¡Qué descansada vida
la del que huye el mundanal ruïdo
y sigue la escondida
senda, por donde han ido
los pocos sabios que en el mundo han sido (...)!
la del que huye el mundanal ruïdo
y sigue la escondida
senda, por donde han ido
los pocos sabios que en el mundo han sido (...)!
Fray Luis de León (1527-1591), religioso agustino, poeta, astrónomo,
humanista y profesor de Teología en la universidad de Salamanca, escribió estos
reveladores versos al inicio de su “Canción de la vida solitaria”, en la cual
aparece el viejo tópico latino, procedente de los Epodos de Horacio, del
“Beatus ille”, elogio de la vida sencilla y verdadera del campo frente a la
vida de la ciudad, falsa, artificial y llena de peligros que alteran la paz del
ánimo.
En estos días extraños, en los que vemos alterado nuestro ánimo por la
insistente cantinela de informaciones terribles que nos llegan por múltiples
fuentes, es de sabios el pararse a pensar, al menos un rato, en la acelerada
vida que hemos llevado antes de la orden de confinarnos en nuestras casas.
Habíamos ido construyendo un mundo tecnificado que, cada vez más, iba
produciéndonos un estrés desmedido y enfermizo, así como un terrible insomnio.
La dependencia absoluta de la tecnología (que siempre iba mucho más
rápida o mucho más lenta que nuestro ritmo de trabajo con ella) nos terminaba
irritando y frustrando.
Ahora se quiere que, de la nada, construyamos un teletrabajo
medianamente digno, pero las estructuras de los sistemas son demasiado
complejas para nuestras pobres almas llenas de temor en este tiempo sin horas
del mundo del coronavirus.
Es difícil, muy difícil, plantear sistemas de teletrabajo que funcionen
efectivamente cuando no se han hecho las inversiones necesarias para poder
soportar el volumen de información que requieren las plataformas y cuando (si
se han hecho) son tan complicadas de utilizar que lo que hacen es producir más
desazón que otra cosa en los trabajadores.
Recluidos en las casas tras tantos días de confinación, los ánimos no
pueden ser los mismos que si estuviésemos yendo cada día a trabajar. Por otra
parte, nuestros espacios íntimos, los de nuestros hogares, que hasta ahora
habían estado al margen de la contaminación del estrépito de fuera, ahora se
pretende que queden convertidos en platós para teleconferencias con medio mundo
para supuestamente seguir trabajando al mismo nivel que si estuviésemos en
activo.
Nos esforzamos, no cabe duda, en la búsqueda del mejor sistema para
poder teletrabajar, pero desde luego el desánimo en cuanto a la bondad de este
sistema es evidente.
Y todo es porque nos damos cuenta de que hemos llevado a cabo sistemas
de trabajo excesivamente complejos que ahora, en una situación en la que
debemos estar tranquilos y en paz con nosotros mismos, nos producen desazón.

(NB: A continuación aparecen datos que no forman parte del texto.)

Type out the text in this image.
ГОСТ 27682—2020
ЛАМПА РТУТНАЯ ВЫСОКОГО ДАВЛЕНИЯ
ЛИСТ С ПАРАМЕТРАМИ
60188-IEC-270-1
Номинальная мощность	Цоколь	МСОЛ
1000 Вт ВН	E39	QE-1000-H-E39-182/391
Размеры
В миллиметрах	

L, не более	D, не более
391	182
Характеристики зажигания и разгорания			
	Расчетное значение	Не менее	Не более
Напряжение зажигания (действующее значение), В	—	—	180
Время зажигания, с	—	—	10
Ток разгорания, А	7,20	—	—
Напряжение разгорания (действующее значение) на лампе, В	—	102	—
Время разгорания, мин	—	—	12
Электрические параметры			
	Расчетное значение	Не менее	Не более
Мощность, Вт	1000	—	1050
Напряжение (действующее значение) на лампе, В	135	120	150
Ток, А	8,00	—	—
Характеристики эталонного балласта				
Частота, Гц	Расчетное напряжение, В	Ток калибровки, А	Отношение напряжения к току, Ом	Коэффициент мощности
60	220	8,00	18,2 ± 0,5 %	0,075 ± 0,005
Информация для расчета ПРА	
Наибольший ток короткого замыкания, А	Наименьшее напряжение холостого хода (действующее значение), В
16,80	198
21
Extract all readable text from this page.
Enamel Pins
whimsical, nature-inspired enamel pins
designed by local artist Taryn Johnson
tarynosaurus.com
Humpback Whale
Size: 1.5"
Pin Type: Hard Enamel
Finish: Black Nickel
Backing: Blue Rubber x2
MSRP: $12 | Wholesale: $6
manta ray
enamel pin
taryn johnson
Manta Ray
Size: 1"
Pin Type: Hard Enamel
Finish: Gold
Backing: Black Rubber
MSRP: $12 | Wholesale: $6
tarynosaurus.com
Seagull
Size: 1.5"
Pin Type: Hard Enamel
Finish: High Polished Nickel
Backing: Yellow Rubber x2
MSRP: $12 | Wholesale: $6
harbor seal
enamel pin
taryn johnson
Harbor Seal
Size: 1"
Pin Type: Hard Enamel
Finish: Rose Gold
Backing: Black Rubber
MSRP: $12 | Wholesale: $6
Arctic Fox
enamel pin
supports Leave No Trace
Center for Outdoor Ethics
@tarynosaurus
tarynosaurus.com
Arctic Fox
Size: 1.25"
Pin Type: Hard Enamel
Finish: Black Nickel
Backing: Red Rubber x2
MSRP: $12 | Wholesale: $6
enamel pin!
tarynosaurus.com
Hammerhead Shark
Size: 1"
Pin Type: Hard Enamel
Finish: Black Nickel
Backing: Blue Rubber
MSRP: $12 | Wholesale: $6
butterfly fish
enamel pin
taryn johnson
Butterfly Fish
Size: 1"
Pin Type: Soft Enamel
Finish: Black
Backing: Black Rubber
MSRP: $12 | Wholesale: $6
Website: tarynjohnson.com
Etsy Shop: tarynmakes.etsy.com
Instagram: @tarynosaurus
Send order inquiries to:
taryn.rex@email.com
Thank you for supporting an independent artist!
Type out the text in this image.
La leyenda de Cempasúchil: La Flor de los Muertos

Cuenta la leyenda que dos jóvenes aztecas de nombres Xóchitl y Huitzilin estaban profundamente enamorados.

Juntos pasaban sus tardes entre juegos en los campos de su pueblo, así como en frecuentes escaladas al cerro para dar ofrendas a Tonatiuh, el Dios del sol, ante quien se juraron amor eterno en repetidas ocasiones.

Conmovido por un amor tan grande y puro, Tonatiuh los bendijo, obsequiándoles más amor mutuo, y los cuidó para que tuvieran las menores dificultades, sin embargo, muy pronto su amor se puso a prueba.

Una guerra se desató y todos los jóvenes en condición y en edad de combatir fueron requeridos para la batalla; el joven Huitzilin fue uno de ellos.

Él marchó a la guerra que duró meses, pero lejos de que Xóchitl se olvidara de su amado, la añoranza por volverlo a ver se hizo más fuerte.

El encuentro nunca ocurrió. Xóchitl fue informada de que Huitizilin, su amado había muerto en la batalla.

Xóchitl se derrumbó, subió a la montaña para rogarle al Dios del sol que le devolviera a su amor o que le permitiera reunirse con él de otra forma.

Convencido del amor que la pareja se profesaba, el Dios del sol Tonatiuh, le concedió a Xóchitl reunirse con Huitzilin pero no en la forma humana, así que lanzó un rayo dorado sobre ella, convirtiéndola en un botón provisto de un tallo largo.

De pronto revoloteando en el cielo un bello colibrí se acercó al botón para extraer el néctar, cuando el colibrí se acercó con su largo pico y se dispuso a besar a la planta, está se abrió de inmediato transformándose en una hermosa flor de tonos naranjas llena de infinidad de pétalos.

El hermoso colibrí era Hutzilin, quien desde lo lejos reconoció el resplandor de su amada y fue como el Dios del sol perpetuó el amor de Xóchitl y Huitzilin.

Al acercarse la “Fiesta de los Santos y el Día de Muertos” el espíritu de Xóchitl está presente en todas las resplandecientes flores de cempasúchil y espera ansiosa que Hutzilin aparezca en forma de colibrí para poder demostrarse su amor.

Tanto hemos creído en las ventajas de la nueva tecnología que ahora nos
damos cuenta de que no eran tales, de que nos terminaban convirtiendo en
máquinas, en robots que simplemente ejecutaban unos procesos sin apenas reflexionar
sobre ellos, desatentos a los matices del cielo, al roce del viento en nuestros
rostros, a la belleza del mundo, que se nos escapaba a cada momento mientras
nos dejábamos arrullar por el canto de sirenas de pantallas sin alma.
Sigue fray Luis unos versos más adelante en su “Canción de la vida solitaria” con una descripción de un huerto, sin duda el que la orden de los agustinos tenía a poco más de una legua de Salamanca, en la finca de retiro La Flecha:
Del monte en la ladera,
por mi mano plantado, tengo un huerto,
que con la primavera,
de bella flor cubierto,
ya muestra en esperanza el fruto cierto; (...)
por mi mano plantado, tengo un huerto,
que con la primavera,
de bella flor cubierto,
ya muestra en esperanza el fruto cierto; (...)
¿Qué huerto hemos ido cultivando estos años atrás? ¿Qué frutos ciertos
podemos recoger de él?
Hemos elogiado poco la sencillez, la belleza de las pequeñas cosas que,
a pesar de que apenas las contemplemos, nos producen placer.
Tan complicado es el mundo que hemos ido poco a poco construyendo que hemos
olvidado cultivar en nuestro huerto del ánima la sencillez, precioso fruto que
en estos días tanto hemos de cuidar y mantener.
No sé cómo será el mundo después de esta terrible prueba de la epidemia,
de esta horrorosa plaga que tanto nos atosiga, pero sí sé que, cuando se llenen
de vida algún día de nuevo las calles, deberíamos recordar que la vida no puede
ser, ni mucho menos, tan complicada.
Por ello escribo y por ello rezo. ¡Resistiremos!